Remove the work from the dyepot and wash in warm soapy water. Very little color should come out. Rinse in clear water. Let the work air-dry (you can spin out some of the excess water in a washing machine).

Check the final pH of the dyebath. It should be 5.0 or below. If not, you will either have to add more acid in the beginning, or part way through. Before discarding the dyebath, sweeten it up with any mild alkali so it's close to neutral. Household ammonia, washing soda, baking soda, an amount roughly equivalent to the amount of vinegar you started with.

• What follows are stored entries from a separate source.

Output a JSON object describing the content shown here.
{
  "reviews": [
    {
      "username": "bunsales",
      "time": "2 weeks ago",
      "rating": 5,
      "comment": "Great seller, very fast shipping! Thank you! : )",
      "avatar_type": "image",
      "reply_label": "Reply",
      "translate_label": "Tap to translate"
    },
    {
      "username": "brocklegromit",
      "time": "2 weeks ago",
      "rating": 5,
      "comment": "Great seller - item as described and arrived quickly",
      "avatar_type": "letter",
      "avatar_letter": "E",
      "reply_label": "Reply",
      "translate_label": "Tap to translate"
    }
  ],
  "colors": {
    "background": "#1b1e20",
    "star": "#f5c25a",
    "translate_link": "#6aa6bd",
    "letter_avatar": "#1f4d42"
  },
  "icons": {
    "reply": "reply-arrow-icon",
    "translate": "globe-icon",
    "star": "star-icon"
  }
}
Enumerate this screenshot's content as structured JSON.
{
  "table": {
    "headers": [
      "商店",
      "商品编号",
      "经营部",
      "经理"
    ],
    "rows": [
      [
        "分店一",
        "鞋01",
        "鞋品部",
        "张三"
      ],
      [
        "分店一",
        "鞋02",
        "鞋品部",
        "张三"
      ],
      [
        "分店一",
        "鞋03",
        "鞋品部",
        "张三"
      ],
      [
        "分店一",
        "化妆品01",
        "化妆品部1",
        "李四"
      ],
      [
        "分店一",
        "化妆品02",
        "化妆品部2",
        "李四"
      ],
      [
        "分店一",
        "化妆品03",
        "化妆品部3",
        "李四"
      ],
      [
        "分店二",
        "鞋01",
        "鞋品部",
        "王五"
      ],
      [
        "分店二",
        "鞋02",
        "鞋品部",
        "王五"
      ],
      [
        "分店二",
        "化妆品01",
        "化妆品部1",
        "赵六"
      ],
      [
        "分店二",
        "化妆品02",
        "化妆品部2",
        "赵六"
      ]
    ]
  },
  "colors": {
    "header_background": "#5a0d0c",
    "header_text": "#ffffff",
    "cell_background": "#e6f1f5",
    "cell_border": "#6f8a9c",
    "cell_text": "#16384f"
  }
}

If you have stock solutions, find containers and a place for them that is away from light, heat, air. Sealed jars in a refrigerator is best, if you have the room. Remember, when you come to use them again to make sure they're still fully dissolved. Similarly stow all dye powders and assist chemicals: tightly shut opaque airtight containers (refrigeration is not necessary). Clean up any spilled liquids or powders, washing with soap and water is enough for all chemicals used here.

3-4% is a deep shade for all colors but Black. A really deep Black may take 6%. The Gold settles out more than the others, stir or shake or swirl. Silk dyebaths should not go over 190° F, otherwise treat the same as wool in the above recipes. A fortunate quality of the Lanasets is that all colors are roughly the same intensity, which simplifies mixing. You can probably mix the Lanasets with another Acid Wool Dye that works in the same temperature and pH ranges: test to be sure.

Use normal dyeing precautions. Watch out for heat, for powders (don't get on skin, in mouth or nose or eyes), for solutions (keep off skin, don't ingest, don't splatter); for fumes (don't breathe in, keep from skin, eyes). Be careful, clean up as you go, clean thoroughly at the end. Respirator masks, rubber gloves, goggles, aprons: use what seems appropriate to you. The dyes are nontoxic, the assist chemicals are supposed to be; you're using a little more vinegar than you would for salad dressing, a lot less than for making pickles. But don't expose irreplaceable parts unnecessarily, your own or others'. Ventilation, cleanable surfaces, old clothes, no cooking utensils.